By the way, if you want to hear more from Reynolds himself, you can listen to Google's podcast about the Pixel 7 camera technology.

The Pixel 7 Pro has several autofocus improvements, starting with the addition of autofocus hardware on the ultrawide camera. For all the cameras, though, Google now uses an AI algorithm to process focusing data from the image sensor.

The camera also will be able to spot eyes, not just faces, for autofocus that works more like that found in high-end cameras from companies like Sony, Nikon and Canon.

New AI technology also can focus better as people move in a scene. "If someone turns their head away from the camera or walks away, we can maintain focus on their head," Reynolds said.

The Pixel 7 phones also do better when faces are hard to recognize, like with big hats or really large dark sunglasses.

And new AI-based autofocus technology makes it much faster to switch to telephoto shooting. The Pixel 6 Pro often pauses when activating its telephoto camera. 

Read more: Pixel 7 vs. Pixel 6: Comparing Google's Flagship Phones

From 5x to 10x zoom, the Pixel 7 Pro uses the central pixels of the 5x camera to take a 12-megapixel photo.

With digital magnification methods, though, the camera can reach up to 30x zoom, up from 20x in the Pixel 6 Pro. Google developed a method called Super Res Zoom that takes advantage of hand shake to gather more detailed data about the subject and zoom better.

The Pixel 7 Pro has three rear-facing cameras: the main 1x camera with a 50-megapixel sensor, a 0.5x ultrawide camera that now also can take close-up macro photos, and a "periscope" style 5x telephoto camera that reflects light inside the phone body to accommodate the longer optics required.
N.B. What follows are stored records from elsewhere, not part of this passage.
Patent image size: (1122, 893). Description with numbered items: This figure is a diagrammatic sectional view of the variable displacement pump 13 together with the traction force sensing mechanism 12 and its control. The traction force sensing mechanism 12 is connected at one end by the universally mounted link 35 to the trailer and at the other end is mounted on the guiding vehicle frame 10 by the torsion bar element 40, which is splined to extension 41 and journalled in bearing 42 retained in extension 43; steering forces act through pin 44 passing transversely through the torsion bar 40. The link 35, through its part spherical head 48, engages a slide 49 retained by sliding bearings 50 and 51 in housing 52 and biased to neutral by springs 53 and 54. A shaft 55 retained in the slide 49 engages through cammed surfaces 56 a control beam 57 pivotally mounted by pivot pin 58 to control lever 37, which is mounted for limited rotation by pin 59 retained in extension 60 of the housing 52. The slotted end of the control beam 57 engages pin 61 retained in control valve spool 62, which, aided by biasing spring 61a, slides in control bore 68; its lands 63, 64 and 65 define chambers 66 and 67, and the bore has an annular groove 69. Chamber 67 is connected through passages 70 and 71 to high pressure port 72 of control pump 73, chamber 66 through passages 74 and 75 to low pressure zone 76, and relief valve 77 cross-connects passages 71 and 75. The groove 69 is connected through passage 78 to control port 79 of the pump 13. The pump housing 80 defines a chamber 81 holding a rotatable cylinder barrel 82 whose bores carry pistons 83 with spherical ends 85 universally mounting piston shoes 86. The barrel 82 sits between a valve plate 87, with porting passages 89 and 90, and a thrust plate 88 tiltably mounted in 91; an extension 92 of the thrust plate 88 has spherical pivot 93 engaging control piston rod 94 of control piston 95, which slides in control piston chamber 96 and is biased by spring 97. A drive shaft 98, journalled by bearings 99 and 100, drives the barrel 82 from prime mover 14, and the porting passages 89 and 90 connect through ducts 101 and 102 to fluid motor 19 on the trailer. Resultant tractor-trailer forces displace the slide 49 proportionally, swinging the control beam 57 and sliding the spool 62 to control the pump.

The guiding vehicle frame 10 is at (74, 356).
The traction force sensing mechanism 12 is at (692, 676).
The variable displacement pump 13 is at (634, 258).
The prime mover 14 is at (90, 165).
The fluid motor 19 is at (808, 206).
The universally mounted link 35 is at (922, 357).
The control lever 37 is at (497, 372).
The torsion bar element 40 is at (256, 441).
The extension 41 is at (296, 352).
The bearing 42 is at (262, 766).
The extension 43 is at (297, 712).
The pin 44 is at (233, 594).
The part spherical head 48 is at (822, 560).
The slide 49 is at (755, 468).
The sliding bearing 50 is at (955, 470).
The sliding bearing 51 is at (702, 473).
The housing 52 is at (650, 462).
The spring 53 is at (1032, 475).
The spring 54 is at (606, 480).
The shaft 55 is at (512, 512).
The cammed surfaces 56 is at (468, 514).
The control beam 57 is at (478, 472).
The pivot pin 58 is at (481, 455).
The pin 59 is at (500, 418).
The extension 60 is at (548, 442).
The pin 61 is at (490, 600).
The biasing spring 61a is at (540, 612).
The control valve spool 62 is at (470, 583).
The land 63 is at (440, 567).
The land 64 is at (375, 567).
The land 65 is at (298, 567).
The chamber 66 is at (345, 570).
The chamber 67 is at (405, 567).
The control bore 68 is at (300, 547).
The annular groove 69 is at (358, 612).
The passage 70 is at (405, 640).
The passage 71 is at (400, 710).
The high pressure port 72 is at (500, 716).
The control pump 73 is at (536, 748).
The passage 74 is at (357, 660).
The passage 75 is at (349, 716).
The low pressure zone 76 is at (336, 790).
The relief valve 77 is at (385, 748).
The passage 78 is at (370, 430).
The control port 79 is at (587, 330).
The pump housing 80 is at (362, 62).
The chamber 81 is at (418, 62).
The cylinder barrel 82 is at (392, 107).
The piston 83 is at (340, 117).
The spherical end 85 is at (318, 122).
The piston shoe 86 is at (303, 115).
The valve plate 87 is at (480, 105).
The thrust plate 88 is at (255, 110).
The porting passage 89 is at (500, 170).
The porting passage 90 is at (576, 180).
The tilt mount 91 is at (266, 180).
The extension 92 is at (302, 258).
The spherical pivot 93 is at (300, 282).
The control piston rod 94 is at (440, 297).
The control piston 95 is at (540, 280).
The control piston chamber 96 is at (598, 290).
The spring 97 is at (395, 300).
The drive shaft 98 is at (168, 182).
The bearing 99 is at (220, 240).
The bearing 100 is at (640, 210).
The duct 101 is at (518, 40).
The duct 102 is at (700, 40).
Google's digital zoom also can use AI techniques to magnify images. This year, Google trained its AI to predict new pixels better. The phone also calculates a scene attribute called an anisotropic kernel to better predict the subtle changes from one pixel to neighbors to better fill in new data while magnifying.

"Obviously, the quality of 30x isn't going to be quite what it is at 10x," Schiffhauer said. "But you still get these really beautiful photos that you can share."

Night Sight, the pioneering and now widely copied technology to take better shots when it's dim or dark, is now twice as fast. That's because Google uses image frames it collects from before you tap the shutter release button. (That's possible because the camera continuously collects imagery, stashing it in memory but only keeping it if you actually take a photo.)

"Users are waiting half as much time to capture a Night Sight photo," Reynolds said. "They're getting sharper results, and they're paying no penalty on noise."

Google's Tensor G2 processor doubles Night Sight photo speeds on the Pixel 7 and Pixel 7 Pro, capturing some frames for the photo earlier and reducing noise with more effective AI processing.

For the Pixel line's astrophotography mode -- the extreme version of Night Sight -- new AI technology for removing noise speckles now preserves stars better.

Google also overhauled the Pixel 7 cameras' video, a weak point compared with iPhones in many reviewers' eyes. For starters, all Pixel 7 Pro cameras shoot up to 60 frames per second at 4K resolution now, but there's a lot more:

Together, the improvements show Google is fighting hard to maintain its leading smartphone camera technology. "We're pushing hardware, software and machine learning as far as you can go," Schiffhauer said.

Correction, Oct. 7: An earlier version of this story incorrectly described the Pixel 7 and 7 Pro phones' main 50-megapixel camera. The camera is the same as the one used in the Pixel 6 models.